Leigh Ledare's Photography In "Pretend You're Actually Alive" Depicts Mother Having Sex [VIDEO]; Artist Tests Social Propriety As He Admits "There Were Some Foggy Boundary Issues"

Leigh Ledare's photography has attracted a lot of attention thanks to a show Pretend You're Actually Alive, which features photographs he took of his mother having sex with younger men.
Leigh Ledare's photography in Pretend You're Actually Alive is "technically capable, [and] some of the images are pretty good" according to the Telegraph.
Leigh Ledare said about his photography in Pretend You're Actually Alive that "the extremely open and intimate relationship I have with my mother ... was developed through the work. (It) comments on the confusion around these sexual boundaries ... through imposing herself on me as a subject, she was asking me to be complicit in her sexualisation. I saw her sexuality as a means of antagonising her father and refuting expectations he had for how she should behave as a mother, daughter, and woman of her age."
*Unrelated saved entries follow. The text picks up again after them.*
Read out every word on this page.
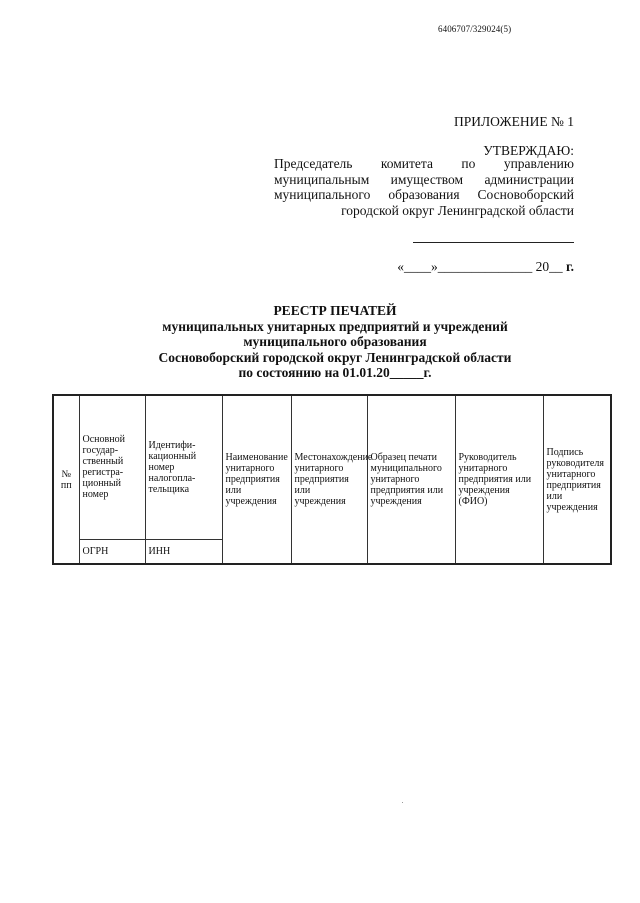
6406707/329024(5)
ПРИЛОЖЕНИЕ № 1
УТВЕРЖДАЮ:
Председатель комитета по управлению
муниципальным имуществом администрации
муниципального образования Сосновоборский
городской округ Ленинградской области
«____»______________ 20__ г.
РЕЕСТР ПЕЧАТЕЙ
муниципальных унитарных предприятий и учреждений
муниципального образования
Сосновоборский городской округ Ленинградской области
по состоянию на 01.01.20_____г.
№ пп	Основной государ-ственный регистра-ционный номер	Идентифи-кационный номер налогопла-тельщика	Наименование унитарного предприятия или учреждения	Местонахождение унитарного предприятия или учреждения	Образец печати муниципального унитарного предприятия или учреждения	Руководитель унитарного предприятия или учреждения (ФИО)	Подпись руководителя унитарного предприятия или учреждения
	ОГРН	ИНН					
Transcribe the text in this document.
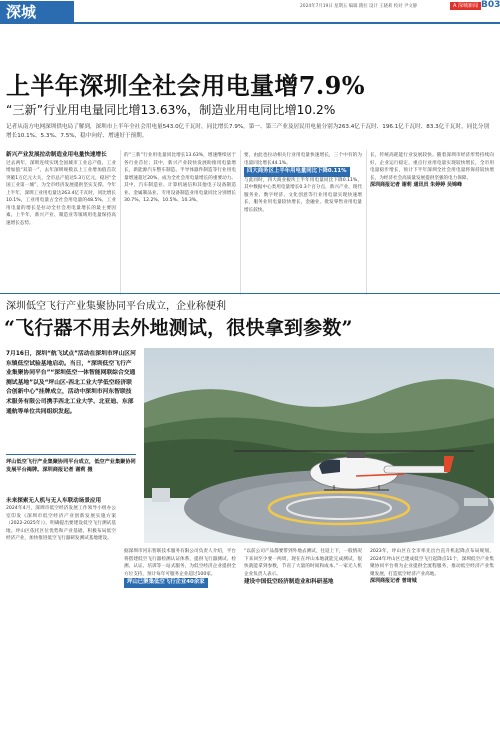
深城	2024年7月19日 星期五 编辑 隋拉 设计 王晓莉 校对 尹文静	A 深城新闻 B03
上半年深圳全社会用电量增7.9%
“三新”行业用电量同比增13.63%，制造业用电同比增10.2%
记者从南方电网深圳供电局了解到，深圳市上半年全社会用电量543.0亿千瓦时，同比增长7.9%。第一、第三产业及居民用电量分别为263.4亿千瓦时、196.1亿千瓦时、83.3亿千瓦时，同比分别增长10.1%、5.3%、7.5%，稳中向好、增速好于预期。
新兴产业发展拉动制造业用电量快速增长
过去两年，深圳连续实现全国城市工业总产值、工业增加值“双第一”，去年深圳规模以上工业增加值首次突破1万亿元大关，全市总产值达5.3万亿元，稳居“全国工业第一城”，为全市经济发展提供坚实支撑。今年上半年，深圳工业用电量达263.4亿千瓦时，同比增长10.1%，工业用电量占全社会用电量的48.5%，工业用电量的增长是拉动全社会用电量增长的最主要因素。上半年，新兴产业、制造业等领域用电量保持高速增长态势。
的“三新”行业用电量同比增长13.63%，增速继续居于各行业首位；其中，新兴产业较快发展助推用电量增长，新能源汽车整车制造、半导体器件制造等行业用电量增速超过20%，成为全社会用电量增长的重要动力。其中，汽车制造业、计算机通信和其他电子设备制造业、金属制品业、专用设备制造业用电量同比分别增长30.7%、12.2%、10.5%、10.3%。
要，由此也拉动相关行业用电量快速增长，三个中有的为电量同比增长44.1%。
四大商务区上半年用电量同比下降0.11%
与此同时，四大商业板块上半年用电量同比下降0.11%，其中数据中心类用电量增长0.3个百分点，新兴产业、现代服务业、数字经济、文化创意等行业用电量实现快速增长，服务业用电量较快增长，金融业、批发零售业用电量增长较快。
长，传统高耗能行业发展较快。随着深圳市经济形势持续向好，企业运行稳定，重点行业用电量实现较快增长，全市用电量稳步增长，预计下半年深圳全社会用电量将保持较快增长，为经济社会高质量发展提供坚强的电力保障。
深圳商报记者 谢莉 通讯员 朱婷婷 吴锦峰
深圳低空飞行产业集聚协同平台成立，企业称便利
“飞行器不用去外地测试，很快拿到参数”
7月16日，深圳“航飞试点”活动在深圳市坪山区河东镇低空试验基地启动。当日，“深圳低空飞行产业集聚协同平台”“深圳低空一体智能网联综合交通测试基地”以及“坪山区-西北工业大学低空经济联合创新中心”挂牌成立，活动中深圳市河东智联技术服务有限公司携手西北工业大学、北亚迪、东部通航等单位共同组织发起。
坪山低空飞行产业集聚协同平台成立，低空产业集聚协同发展平台揭牌。深圳商报记者 谢莉 摄
未来探索无人机与无人车联动场景应用
2024年4月，深圳市低空经济发展工作领导小组办公室印发《深圳市低空经济产业创新发展实施方案（2022-2025年）》，明确提出要建设低空飞行测试基地。坪山区依托区位优势和产业基础，积极布局低空经济产业，加快推进低空飞行器研发测试基地建设。
据深圳市河东智联技术服务有限公司负责人介绍，平台将搭建低空飞行器检测认证体系，提供飞行器测试、检测、认证、培训等一站式服务，为低空经济企业提供全方位支持，预计每年可服务企业超过100家。
坪山已聚集低空飞行企业40余家
“以前公司产品都要带到外地去测试，往返上下，一般情况下来回至少要一两周，现在在坪山本地就能完成测试，很快就能拿到参数，节省了大量的时间和成本。”一家无人机企业负责人表示。
建设中国低空经济制造业和科研基地
2023年，坪山区在全市率先出台直升机起降点布局规划，2024年坪山区已建成低空飞行起降点11个，深圳低空产业集聚协同平台将为企业提供全流程服务，推动低空经济产业集聚发展，打造低空经济产业高地。
深圳商报记者 曾琦城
In a recent interview, Leigh Ledare talked about how he started making the photographs in Pretend You're Actually Alive: "I arrived home not having seen her for a year and a half.  She knew I was coming and opened the door naked." 


Ledare saw this as his mother's "way of announcing to me what she was up to, at this period in her life - almost as though to say, 'Take it or leave it.' I had a camera and began making photos of her then. She was the catalyst."

Watch Leigh Ledare photography Pretend You're Actually Alive Video Here: 


 Leigh Ledare talked about his feelings about the work in Pretend You're Actually Alive: "The work spanned eight years.  I moved between different feelings - uncomfortable, absurd, funny. She would present herself to me, and through me, in a very confrontational way." 
When the interviewer asked if he was turned on by his photography work in Pretend You're Actually Alive, Leigh Ledare siad: "I don't know what to say ..." he laughs. "There are many ways to be excited. Towards a sexual object, towards direct honesty and openess. I think already in the background there were some foggy boundary issues. What people talk about as being Oedipal - there's a flirtation with that, but the boundaries were never actually crossed." 


"There's a lot of emphasis on me being her son, but the work looks at archetypal relationships; also fantasy life and social conventionseverybody who looks at it brings their own understanding of their own relationships. We end up displacing what is culturally taboo. The work is trying to look at those blind spots."